馬子に衣装ですよ?
あれから、何日かに一度、真紘から電話がかかってくるようになった。仕事が終わったころを見計らってかけてきてくれる。それが嬉しいようで、そうでない自分自身に戸惑いを隠せないでいた。
「そういえば、昨日、正式に薫との婚約解消になったよ」
「本当によかったんですか? 好かれる人と一緒にいた方が……」
「杉崎さんは意外と残酷だね? 好かれていない人との結婚生活を苦しまないわけがないだろ? 薫とはすぐに破綻してたよ」
「……そうですか。あっ、会社から電話なので、すみません」
そういって、真紘からの電話を切る。清々しいほど、薫との婚約解消を喜ぶ真紘のことを冷たいと感じてしまった。ただ、真紘の言っていることもわかるので、私の話になる前に電話を切った。
……考える時間をくれるとは言ったけど、真紘社長のことを好きになれるのかな? 憧れ以上になる気がしないし、さっきの薫さんとのことを聞くと、このまま流されるようにお付き合いすることは、怖い気がする。
ぼんやりと部屋の外を見ながら、真紘のことを考えていた。自身の将来にも関わってくることだと思うと、今まで以上に考えなくてはと強く思った。
しばらくすると、本当に透から電話がかかってきた。終業時間が終わってからの電話なんて珍しい。「もしもし」と電話にでれば、聞きなれた声が受話器の向こうから聞こえてくる。
「もう寝てた?」
「いえ、真紘社長と電話を」
「……アイツ、本当に杉崎のことを好きなんだな?」
「どうなんでしょう? 私には、真紘社長のことがわからない部分も多くて」
「まぁ、幼馴染としていうなら、あんな優良物件は、俺以外ならアイツしかいないとだけ言っておこう。ずっと杉崎を探していたことも知ってはいたんだけど、まさかまさかだよ」
「そうでしたか。それで、社長は何か私に用だったんじゃ?」
電話をしてきた要件を聞くと、透の父の会社が創立記念パーティーをするらしく、私にも出席をしてほしいというお願いであった。大手企業のそんな場に、私は似つかわしくないと申し出を断ったのだが、真紘とのことを考えるなら、俺たちが住む世界を見ておいた方がいいと言われた。
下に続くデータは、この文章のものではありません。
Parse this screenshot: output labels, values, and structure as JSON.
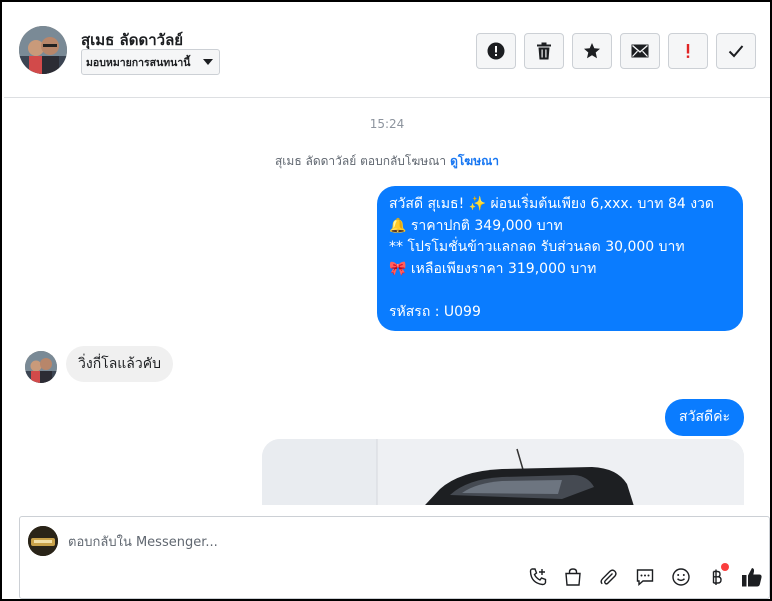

「……私、元々そういう世界には憧れもないし、普通の人と普通に恋愛をして、その延長上に結婚が出来ればいいなって思っているんですけど……」
「杉崎が言いたいことはわかる。俺も同じだから。ただな、杉崎は真紘と関係がなかったとしても、社長秘書になった時点で、そういう世界にすでに足を踏み入れている。それは、自覚した方がいい」
「どういうことですか?」
「当日わかるよ」
そういって透は電話を切っていく。私には何のことかさっぱりわからず、モヤモヤとしたものを抱えたままベッドへと潜り込んだ。今までなら、何か困ったことがあれば透に話していたのだが、今回は透からの話だ。自分で考えるしかないと諦めた。
……私の知らないところで、何が起こっているのかしら?
真っ暗ななか、眠れぬまま夜を明かす。休日なので少し寝坊をして昼過ぎに起きたころ、玄関のチャイムが鳴る。特に何か配送物があるわけでもなかったので、何だろう? と、配達員に聞けば、透からの贈り物だった。
……何? 社長からの……?
開けて見ると、中にはドレスが入っている。大人っぽい紺のドレスに宝飾品、靴や鞄など一式が入っている。荷物が届いたとき、スマホにメッセージが届いた。美容院の予約まで透が手配していた。
「社長! 家にドレスが届いたんですけど!」
電話をかければ、私の開口一番を聞いて透は大笑いしている。こちらはそれどころじゃないと思っているのに酷い話だ。
「届いたんだな。よかった。昨日、言ってたパーティーが次の休みだから用意しておいた。それを着て会場に来てほしい」
「……どういうことですか?」
「言わないよ。当日来てくれないと俺も困るから……ドタキャンはなしな?」
「……わかりました。でも、私……こんなドレスとか宝飾品とか……馬子に衣装ですよ?」
「そんなことないさ。俺が杉崎のために選んだんだから。着てきてください。じゃあ、あとは明日。ちょっと用事があって、実家に帰ってきているんだ」
「そうだったんですね! すみません……突然、電話してしまって」
「杉崎からなら、いつでも構わないよ。じゃあ、また月曜に」
電話が終わり、私は化粧箱に入っているそれらを見た。次の休日に着るのなら、皺は取っておかないといけない。ハンガーにかけると、ますます、そのドレスが部屋と合っていないことに苦笑いをした。
「……私、きっと……ドレスに着られるわね」
ため息をつきながら、私は一通り並べてみることにした。美しいそのドレスを見れば、住む世界が違う人なんだと改めて透や真紘のことを考えた。